Whom should I ask for?
Where should I park?
To aid in onboarding, these questions should be addressed in the employee's offer letter, but it never hurts to reiterate them in a phone call with the new hire prior to his start date.
Then there are the questions about matters that affect the new employee personally:
What are my work hours?
Do I need to report to work at a specific time?
Will I be expected to work overtime, evenings, or weekends?
Will I need to travel? If so, how often?
How flexible are my work hours if I need to take time off to attend a child's school event or handle some other personal issue?
Addressing these questions early — either before the employee starts or early in her tenure — in an open, honest manner will help your employee to feel at ease and move on to more critical areas.
Consider assigning a buddy to your new hire to help answer some of these more basic questions.
Other questions new hires may have include the following:
Who will I be working with?
Who do I need to get to know in my department and in other departments?
How will my work be evaluated?
How does my work relate to the goals of the department and the goals of the organization?
What channels exist to share ideas, suggestions, or concerns?
How do people prefer to communicate within the organization (face-to-face, e-mail, phone, texting)?
Do I get a laptop? A smartphone? Internet access? (Don't laugh. Incredibly, many companies still restrict Internet access.)
Not all these questions need to be answered before the employee joins, but helping the new employee to feel like he's an important part of your department (and ultimately the organization) is a key step in helping him feel at home, which is important with respect to engagement.
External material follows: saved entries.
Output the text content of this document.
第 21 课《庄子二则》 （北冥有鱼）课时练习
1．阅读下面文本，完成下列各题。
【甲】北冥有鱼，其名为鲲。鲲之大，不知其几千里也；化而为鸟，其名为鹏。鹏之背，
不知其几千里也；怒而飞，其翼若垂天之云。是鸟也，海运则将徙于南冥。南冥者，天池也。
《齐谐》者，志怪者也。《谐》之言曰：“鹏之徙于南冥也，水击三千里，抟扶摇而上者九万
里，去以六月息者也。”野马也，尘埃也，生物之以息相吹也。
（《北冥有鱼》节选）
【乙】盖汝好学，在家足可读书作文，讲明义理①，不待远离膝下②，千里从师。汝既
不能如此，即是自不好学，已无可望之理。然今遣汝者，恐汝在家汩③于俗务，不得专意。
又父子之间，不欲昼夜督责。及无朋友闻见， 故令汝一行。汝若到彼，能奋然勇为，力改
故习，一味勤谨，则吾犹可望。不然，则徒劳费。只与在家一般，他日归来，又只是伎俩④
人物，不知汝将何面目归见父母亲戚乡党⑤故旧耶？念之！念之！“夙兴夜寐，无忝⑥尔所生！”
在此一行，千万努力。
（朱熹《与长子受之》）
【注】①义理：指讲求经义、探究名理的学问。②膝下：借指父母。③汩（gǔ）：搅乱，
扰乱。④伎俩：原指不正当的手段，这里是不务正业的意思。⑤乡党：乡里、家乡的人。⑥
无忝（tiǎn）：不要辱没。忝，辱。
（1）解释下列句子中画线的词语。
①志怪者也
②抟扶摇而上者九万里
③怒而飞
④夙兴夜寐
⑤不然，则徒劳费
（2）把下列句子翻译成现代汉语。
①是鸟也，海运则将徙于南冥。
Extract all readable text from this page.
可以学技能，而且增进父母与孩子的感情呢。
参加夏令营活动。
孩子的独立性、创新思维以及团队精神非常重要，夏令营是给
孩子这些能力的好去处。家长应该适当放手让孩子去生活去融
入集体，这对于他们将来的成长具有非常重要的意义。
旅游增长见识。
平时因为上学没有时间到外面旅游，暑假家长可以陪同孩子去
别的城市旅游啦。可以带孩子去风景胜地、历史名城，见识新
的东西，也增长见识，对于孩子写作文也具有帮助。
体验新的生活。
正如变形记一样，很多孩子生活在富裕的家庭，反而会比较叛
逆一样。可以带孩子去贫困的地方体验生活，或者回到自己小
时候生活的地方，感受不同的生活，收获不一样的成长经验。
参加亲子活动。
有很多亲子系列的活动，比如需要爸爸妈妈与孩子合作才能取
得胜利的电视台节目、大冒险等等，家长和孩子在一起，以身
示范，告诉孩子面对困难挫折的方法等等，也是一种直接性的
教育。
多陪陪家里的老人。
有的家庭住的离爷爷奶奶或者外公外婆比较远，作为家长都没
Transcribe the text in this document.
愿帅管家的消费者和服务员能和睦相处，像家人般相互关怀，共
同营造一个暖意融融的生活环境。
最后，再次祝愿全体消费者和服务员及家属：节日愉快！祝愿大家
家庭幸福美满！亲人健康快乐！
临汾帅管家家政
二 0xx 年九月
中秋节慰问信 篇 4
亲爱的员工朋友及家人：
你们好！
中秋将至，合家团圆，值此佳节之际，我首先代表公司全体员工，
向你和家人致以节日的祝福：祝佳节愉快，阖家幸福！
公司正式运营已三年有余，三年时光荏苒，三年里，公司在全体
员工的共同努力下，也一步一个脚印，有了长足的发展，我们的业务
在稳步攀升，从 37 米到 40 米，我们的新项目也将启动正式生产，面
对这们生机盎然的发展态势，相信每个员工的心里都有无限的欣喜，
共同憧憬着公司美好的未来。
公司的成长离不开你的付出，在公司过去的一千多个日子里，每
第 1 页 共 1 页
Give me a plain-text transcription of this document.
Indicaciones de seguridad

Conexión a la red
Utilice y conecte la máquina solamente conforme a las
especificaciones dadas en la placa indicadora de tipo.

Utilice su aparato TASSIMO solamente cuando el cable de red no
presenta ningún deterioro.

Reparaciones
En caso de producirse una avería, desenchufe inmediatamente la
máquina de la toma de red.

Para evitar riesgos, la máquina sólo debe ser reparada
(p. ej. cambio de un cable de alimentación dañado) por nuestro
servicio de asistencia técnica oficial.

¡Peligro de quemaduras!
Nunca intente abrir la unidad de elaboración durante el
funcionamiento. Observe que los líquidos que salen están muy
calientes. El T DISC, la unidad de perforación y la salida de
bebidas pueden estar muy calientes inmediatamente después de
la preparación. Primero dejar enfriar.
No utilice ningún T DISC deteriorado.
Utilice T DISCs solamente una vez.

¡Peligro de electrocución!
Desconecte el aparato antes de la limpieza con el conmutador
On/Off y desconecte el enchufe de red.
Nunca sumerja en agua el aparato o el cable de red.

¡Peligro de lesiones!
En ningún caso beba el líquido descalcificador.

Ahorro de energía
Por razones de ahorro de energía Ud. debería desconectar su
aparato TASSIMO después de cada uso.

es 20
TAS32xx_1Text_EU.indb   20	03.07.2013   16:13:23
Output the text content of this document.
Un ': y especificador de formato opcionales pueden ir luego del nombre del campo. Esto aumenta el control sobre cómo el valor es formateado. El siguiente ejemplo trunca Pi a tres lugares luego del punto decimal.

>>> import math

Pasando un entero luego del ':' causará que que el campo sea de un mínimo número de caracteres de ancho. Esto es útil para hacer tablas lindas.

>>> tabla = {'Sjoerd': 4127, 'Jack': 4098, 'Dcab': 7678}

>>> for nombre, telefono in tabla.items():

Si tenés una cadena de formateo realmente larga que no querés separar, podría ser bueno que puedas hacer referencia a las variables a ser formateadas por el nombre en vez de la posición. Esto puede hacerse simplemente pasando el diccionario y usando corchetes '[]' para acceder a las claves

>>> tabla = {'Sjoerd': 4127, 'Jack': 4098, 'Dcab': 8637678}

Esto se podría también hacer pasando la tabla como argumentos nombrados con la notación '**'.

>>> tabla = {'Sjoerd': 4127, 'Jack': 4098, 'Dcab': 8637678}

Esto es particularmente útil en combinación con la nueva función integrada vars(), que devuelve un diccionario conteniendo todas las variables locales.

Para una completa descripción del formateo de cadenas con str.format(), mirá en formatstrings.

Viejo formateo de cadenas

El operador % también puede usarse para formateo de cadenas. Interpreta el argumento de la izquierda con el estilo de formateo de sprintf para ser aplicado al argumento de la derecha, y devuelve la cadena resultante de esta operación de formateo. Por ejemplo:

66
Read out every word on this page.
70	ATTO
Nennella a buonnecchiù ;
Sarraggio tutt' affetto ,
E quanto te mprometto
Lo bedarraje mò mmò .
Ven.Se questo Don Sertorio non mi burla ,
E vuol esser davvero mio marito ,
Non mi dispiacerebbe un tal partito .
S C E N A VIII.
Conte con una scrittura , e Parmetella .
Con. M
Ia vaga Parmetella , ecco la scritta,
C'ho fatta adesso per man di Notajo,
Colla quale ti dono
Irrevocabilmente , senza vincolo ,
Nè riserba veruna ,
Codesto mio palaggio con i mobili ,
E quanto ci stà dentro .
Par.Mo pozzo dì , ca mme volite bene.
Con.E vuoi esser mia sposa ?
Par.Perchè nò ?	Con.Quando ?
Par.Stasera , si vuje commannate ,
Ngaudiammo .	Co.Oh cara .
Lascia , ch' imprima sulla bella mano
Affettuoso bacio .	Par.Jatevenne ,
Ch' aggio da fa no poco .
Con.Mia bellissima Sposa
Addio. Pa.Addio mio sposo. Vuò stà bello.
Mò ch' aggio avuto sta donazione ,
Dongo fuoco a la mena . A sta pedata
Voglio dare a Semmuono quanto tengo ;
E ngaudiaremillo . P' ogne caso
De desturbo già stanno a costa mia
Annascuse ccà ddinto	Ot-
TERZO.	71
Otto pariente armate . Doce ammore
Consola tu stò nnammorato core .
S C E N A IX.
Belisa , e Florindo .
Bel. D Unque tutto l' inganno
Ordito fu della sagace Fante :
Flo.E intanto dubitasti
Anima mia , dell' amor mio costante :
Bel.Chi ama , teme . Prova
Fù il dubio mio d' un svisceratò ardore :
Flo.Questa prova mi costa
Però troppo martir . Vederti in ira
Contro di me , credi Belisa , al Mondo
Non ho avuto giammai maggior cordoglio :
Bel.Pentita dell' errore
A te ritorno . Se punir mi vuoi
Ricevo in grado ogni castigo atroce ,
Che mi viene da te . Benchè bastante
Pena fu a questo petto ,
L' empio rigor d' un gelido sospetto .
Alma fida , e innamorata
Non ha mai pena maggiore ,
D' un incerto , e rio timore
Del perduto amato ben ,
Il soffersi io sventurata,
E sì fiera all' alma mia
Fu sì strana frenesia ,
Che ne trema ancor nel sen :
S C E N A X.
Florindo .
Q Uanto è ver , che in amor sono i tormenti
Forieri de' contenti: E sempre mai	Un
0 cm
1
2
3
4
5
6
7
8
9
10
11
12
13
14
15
Finally, new employees may have questions about the organization itself:
What are the firm's mission, vision, and values? How does my department fit into these?
What is the culture like?
Do we have a strategic plan? What does it entail?
Depending upon the new hire's role, some of this information may be less relevant. However, the firm's mission, vision, and values should be discussed as part of the new hire's orientation, if not before.